The constable backed away a few steps and stared at this amazing detractor.
“I paid bills prompt and honest just as long as there was any money to pay ’em with,” the Cap’n went on. “There’s nothin’ on my conscience.”
“Yes, but who did you pay the money to?” complained Nute, voicing the protest of Smyrna. “The least you could have done was to make them plug-hatters share pro raty with the fire-company boys—and the fire-company boys furnished the show; them plug-hatters didn’t.”
“It’s always been my rule to pay a hundred cents on the dollar, and I paid the hundred cents so long as the cash lasted. Go hunt up your Pote Tate if you want to know why the plug-hatters had a good claim.”

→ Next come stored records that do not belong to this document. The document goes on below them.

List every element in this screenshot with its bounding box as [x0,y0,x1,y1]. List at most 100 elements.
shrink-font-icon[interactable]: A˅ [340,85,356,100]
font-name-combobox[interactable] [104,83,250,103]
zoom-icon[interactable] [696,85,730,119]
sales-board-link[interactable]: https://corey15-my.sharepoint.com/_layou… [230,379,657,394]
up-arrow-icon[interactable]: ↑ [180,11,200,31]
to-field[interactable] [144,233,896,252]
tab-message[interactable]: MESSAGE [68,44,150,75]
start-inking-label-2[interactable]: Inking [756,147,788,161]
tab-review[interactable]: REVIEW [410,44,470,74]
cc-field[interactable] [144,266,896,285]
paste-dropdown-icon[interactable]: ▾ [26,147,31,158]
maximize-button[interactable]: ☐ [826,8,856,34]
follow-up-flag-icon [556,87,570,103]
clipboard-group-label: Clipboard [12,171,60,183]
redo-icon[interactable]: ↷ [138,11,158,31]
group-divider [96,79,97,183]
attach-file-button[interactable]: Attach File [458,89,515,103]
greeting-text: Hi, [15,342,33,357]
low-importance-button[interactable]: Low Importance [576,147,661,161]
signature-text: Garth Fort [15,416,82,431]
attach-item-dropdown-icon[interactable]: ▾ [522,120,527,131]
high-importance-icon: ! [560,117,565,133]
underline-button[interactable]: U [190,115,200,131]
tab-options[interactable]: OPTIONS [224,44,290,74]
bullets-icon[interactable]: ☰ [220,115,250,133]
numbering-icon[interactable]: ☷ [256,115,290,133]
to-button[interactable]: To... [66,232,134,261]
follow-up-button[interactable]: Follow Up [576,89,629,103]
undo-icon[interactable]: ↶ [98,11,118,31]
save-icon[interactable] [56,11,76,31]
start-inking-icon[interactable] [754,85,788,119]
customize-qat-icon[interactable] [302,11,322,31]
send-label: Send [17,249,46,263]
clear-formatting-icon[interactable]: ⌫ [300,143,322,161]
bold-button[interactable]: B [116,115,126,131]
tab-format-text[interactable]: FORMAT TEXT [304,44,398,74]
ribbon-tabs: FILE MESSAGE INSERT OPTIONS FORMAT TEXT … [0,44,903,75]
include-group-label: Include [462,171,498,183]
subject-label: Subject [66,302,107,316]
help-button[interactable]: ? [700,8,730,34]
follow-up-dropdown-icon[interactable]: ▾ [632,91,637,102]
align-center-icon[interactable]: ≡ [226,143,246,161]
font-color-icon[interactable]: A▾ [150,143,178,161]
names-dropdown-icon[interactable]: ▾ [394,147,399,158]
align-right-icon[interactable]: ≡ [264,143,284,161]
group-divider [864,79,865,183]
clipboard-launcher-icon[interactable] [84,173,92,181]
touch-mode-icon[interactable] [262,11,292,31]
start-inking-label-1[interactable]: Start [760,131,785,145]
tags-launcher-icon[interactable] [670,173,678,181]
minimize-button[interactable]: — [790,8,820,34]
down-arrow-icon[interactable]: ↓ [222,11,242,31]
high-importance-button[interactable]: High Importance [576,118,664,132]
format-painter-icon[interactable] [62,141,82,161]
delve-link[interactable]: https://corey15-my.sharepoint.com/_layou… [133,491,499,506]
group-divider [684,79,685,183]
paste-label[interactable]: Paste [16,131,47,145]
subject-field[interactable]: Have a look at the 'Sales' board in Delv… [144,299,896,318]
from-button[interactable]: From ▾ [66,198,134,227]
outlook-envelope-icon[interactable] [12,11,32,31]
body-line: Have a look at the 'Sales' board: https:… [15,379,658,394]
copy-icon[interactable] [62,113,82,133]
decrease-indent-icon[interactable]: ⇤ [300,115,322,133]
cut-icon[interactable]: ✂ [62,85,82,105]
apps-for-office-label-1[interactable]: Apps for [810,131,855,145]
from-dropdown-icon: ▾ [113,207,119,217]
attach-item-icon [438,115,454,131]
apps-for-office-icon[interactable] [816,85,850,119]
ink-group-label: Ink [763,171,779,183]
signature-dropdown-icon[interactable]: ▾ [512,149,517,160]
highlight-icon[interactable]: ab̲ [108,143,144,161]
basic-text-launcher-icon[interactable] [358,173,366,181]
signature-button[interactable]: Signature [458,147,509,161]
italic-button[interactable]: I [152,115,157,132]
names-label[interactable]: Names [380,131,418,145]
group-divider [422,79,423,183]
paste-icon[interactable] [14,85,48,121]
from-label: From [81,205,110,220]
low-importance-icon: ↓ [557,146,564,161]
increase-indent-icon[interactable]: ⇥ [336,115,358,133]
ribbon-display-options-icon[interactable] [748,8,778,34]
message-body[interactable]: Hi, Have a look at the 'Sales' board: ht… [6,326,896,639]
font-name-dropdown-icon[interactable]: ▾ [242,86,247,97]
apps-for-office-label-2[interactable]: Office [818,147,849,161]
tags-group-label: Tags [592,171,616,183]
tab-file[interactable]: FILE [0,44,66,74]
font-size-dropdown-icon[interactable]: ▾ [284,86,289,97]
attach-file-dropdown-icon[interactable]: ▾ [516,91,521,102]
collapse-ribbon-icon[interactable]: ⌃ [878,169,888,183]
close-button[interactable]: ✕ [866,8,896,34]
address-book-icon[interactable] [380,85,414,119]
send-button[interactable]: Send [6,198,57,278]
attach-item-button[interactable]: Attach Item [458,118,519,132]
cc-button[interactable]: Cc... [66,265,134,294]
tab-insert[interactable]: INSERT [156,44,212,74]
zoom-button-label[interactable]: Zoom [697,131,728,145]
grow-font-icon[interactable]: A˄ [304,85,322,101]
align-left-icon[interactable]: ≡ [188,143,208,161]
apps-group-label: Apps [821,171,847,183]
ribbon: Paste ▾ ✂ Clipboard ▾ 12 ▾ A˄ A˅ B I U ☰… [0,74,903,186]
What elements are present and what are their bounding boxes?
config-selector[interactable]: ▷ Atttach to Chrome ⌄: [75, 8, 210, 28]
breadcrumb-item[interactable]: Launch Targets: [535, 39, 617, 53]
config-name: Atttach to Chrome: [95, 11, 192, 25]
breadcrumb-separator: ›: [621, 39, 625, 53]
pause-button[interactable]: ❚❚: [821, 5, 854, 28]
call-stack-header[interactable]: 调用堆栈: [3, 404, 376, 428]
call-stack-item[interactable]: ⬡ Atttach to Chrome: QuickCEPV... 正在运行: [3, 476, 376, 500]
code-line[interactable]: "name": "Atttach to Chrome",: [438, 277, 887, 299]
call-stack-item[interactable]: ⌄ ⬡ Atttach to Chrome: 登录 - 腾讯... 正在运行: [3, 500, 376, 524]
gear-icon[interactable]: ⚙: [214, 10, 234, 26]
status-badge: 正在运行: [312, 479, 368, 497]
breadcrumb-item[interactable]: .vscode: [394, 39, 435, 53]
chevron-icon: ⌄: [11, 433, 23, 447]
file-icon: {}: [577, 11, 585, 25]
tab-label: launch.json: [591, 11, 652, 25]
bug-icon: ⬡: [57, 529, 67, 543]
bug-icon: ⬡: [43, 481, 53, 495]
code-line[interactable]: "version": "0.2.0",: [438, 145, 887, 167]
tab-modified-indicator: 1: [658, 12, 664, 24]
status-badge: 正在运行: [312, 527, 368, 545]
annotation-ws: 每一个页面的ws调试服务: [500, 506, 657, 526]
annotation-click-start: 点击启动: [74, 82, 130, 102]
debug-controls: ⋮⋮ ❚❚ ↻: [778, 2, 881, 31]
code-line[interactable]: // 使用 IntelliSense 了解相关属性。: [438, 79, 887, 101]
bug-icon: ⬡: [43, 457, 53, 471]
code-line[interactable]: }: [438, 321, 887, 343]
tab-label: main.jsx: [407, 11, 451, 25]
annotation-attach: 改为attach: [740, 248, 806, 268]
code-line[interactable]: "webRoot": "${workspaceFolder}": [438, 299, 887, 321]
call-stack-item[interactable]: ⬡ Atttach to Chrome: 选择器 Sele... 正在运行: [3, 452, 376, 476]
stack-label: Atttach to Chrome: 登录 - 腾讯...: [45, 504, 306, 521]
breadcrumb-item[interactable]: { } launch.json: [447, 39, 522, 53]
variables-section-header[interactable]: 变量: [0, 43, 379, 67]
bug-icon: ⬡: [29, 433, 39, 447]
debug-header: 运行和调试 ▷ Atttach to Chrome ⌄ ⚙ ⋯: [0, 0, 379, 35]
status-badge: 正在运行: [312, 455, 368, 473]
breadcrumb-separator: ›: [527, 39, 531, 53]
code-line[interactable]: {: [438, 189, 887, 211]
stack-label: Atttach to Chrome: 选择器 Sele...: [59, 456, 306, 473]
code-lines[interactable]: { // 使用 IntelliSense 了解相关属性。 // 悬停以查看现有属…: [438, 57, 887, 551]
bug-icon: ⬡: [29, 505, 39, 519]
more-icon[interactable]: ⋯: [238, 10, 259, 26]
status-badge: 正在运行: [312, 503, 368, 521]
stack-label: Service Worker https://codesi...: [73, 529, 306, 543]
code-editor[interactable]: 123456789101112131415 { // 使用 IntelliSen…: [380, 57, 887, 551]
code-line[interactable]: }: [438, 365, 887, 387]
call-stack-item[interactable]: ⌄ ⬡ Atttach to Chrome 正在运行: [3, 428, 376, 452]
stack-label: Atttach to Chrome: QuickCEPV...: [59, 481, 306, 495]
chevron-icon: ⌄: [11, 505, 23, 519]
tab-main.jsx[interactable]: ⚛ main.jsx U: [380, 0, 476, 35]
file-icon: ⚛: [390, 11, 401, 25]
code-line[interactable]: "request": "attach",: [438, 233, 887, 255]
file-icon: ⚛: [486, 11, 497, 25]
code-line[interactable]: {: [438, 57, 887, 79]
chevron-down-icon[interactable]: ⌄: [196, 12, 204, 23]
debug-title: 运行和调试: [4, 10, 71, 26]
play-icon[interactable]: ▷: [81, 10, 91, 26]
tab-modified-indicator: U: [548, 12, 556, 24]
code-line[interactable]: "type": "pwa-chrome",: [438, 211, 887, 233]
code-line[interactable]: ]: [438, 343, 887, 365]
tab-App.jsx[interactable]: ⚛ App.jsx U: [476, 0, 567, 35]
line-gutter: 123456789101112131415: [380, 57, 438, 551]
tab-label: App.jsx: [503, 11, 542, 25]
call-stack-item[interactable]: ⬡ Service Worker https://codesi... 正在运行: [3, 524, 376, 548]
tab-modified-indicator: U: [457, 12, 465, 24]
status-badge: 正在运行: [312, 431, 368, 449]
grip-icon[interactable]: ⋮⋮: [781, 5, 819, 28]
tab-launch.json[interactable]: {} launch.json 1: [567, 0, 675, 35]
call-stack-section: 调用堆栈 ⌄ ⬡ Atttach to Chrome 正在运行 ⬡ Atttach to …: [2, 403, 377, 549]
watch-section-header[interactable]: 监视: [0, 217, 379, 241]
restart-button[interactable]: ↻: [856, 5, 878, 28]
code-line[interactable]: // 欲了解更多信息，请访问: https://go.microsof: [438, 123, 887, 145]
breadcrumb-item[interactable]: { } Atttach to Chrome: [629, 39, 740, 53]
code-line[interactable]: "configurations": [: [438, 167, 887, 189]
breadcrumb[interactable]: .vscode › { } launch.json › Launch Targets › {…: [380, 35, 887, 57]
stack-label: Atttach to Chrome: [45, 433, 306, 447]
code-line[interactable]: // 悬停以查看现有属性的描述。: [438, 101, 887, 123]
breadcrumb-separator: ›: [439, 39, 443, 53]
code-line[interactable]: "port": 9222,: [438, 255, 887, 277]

“He’s back, Tate is, and we made him explain, and this town had no business in givin’ a cussed fool like him so much power. If I had cut up the caper he has I’d have stayed away, but he’s back for his folks to support him some more. He didn’t even have gumption enough to beg vittles.”
“Well, this town has had a hearty meal, and all is I hope it won’t feel hungry for celebrations till it’s time for the next centennial,” observed the Cap’n. “There’s one thing about this affair that I’m goin’ to praise—it was hearty and satisfyin’. It has dulled the celebratin’ appetite in this town for some time.” He went into town office.
The constable followed and laid a paper before him. It was a petition of citizens for a special town-meeting; and there being a sufficient number of names on the paper, it became a matter of duty for Cap’n Sproul to call the meeting prayed for.